What I don't understand is why you are not allowed to air mail a battery by itself in a sealed container, while you are allowed to air mail the same battery inside a device. I am not that familiar with battery technology, but I would expect that a battery connected to a circuit to have additional ways of catching fire compared to a battery by itself. I mean if a fault happens inside the battery you are screwed whether it is in a device or by itself, but AFAIK there are cases where the problems were caused by the electronics connected to the battery, so you get an even higher chance of something going wrong. Maybe they are afraid the density, i.e. shipments with just batteries which would make more batteries per volume than say a shipment of laptops? But still, there would be rules about density then.
What am I missing?
Problem is battery density. If you're sending batteries, the amount is far more dangerous per unit volume than if the battery was in a device.

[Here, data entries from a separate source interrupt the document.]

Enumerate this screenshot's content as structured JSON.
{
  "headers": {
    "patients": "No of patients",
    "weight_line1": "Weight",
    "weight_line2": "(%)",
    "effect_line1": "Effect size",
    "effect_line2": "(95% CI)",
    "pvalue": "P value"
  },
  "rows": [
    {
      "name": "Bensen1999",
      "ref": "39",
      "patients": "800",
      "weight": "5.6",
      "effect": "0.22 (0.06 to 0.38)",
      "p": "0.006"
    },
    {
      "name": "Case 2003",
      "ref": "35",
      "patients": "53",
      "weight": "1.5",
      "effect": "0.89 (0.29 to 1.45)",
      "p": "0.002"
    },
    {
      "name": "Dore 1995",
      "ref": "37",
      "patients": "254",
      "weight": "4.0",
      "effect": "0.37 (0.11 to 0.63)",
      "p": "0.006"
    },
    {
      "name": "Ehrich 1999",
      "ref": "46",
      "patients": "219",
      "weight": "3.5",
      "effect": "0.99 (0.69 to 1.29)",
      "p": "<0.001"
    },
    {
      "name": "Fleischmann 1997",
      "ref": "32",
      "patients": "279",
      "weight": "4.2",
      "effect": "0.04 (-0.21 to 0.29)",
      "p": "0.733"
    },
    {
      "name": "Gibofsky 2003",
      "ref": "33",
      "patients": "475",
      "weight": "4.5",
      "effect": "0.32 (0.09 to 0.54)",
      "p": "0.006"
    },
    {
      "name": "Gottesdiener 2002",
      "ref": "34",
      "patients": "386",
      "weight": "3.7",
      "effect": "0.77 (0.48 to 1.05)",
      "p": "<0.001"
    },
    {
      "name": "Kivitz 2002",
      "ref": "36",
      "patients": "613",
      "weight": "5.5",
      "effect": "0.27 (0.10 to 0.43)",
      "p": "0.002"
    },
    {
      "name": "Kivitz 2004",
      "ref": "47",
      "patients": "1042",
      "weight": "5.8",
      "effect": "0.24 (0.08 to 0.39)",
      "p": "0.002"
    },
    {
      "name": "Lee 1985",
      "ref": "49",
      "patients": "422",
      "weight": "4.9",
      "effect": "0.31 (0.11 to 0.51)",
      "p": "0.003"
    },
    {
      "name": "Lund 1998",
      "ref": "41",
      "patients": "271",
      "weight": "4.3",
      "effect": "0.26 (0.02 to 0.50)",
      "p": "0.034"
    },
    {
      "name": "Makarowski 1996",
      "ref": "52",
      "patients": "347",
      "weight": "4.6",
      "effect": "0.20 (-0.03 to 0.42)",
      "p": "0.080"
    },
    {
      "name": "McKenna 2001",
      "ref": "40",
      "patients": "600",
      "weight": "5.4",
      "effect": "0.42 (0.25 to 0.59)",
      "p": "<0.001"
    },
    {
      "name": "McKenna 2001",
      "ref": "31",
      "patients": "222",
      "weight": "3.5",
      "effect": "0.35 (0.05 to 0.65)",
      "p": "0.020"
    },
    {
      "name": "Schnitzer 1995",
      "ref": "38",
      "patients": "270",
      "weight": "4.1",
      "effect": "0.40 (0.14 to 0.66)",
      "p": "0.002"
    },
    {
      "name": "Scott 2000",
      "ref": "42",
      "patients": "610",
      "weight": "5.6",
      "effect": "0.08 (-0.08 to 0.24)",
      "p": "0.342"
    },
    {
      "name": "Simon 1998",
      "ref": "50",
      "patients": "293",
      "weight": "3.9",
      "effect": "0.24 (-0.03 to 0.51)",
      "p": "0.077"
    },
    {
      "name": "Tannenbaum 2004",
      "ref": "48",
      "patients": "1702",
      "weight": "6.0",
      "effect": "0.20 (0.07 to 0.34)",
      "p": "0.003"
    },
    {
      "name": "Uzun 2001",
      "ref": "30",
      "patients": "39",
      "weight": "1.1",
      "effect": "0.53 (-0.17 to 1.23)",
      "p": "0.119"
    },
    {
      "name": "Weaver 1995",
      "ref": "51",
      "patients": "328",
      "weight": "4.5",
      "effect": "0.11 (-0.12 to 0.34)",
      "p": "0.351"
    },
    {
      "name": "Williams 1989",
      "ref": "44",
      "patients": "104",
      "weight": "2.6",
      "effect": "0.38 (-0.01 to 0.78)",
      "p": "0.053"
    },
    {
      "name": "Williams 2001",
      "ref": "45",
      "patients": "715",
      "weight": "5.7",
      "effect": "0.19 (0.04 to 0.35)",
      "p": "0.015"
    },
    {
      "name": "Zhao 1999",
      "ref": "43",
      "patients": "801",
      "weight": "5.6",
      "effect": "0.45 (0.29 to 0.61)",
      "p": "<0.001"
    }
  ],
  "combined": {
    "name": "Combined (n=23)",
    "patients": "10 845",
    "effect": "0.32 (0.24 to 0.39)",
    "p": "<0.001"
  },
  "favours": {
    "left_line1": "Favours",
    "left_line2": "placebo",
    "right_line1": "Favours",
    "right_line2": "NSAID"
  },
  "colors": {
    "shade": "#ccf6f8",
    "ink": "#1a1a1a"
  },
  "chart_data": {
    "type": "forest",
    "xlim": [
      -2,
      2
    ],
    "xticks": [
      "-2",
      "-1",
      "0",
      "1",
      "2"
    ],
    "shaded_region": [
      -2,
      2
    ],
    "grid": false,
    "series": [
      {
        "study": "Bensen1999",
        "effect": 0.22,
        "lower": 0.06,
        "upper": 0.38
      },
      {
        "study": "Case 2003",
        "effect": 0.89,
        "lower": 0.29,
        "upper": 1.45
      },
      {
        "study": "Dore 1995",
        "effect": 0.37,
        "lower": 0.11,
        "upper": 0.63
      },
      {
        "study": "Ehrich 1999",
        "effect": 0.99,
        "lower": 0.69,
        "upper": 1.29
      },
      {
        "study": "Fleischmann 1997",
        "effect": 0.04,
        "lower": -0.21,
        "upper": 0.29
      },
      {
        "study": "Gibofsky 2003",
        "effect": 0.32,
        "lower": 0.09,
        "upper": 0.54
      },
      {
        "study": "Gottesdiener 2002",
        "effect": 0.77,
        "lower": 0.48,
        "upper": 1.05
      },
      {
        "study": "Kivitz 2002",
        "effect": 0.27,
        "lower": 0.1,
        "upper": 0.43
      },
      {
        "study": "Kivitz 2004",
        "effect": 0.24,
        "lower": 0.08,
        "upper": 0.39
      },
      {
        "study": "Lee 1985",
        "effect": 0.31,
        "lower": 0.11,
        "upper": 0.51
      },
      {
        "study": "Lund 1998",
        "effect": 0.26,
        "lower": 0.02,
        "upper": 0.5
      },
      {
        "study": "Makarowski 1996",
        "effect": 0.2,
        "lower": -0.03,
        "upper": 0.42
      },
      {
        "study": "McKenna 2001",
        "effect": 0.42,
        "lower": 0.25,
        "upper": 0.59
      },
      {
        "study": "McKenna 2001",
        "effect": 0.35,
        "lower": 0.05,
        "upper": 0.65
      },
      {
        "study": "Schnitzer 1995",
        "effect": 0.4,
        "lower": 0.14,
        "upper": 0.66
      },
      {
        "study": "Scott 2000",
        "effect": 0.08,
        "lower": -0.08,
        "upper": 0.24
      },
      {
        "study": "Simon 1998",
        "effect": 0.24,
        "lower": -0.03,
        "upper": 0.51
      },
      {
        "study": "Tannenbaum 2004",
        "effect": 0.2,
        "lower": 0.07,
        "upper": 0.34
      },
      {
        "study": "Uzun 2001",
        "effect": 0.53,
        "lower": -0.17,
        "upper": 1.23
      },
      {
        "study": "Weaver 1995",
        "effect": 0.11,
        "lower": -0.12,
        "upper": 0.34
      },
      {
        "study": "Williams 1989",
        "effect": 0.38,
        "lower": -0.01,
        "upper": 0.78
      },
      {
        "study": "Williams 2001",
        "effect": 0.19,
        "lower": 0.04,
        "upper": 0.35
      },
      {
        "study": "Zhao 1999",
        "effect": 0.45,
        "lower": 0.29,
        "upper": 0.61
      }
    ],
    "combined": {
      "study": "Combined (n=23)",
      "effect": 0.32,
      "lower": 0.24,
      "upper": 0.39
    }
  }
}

Shipping lithium batteries in bulk is what caused the downing of a UPS cargo plane a while back which is why they're no longer allowed - one battery caught fire, which then caused other batteries in the same container to catch as well.
Whereas if it was in a laptop, it may destroy the device and the pack, but the density of cells is lower and its less likely to catch more packs on fire.
It's why hoverboards are particularly dangerous - their packs of 10 or 20 cells wrapped tightly together - when one goes off, it will more than likely cause the rest to off as well.
Also, raw lithium and aluminum don't mix - which means the sprayed lithium can damage structural aircraft components as well.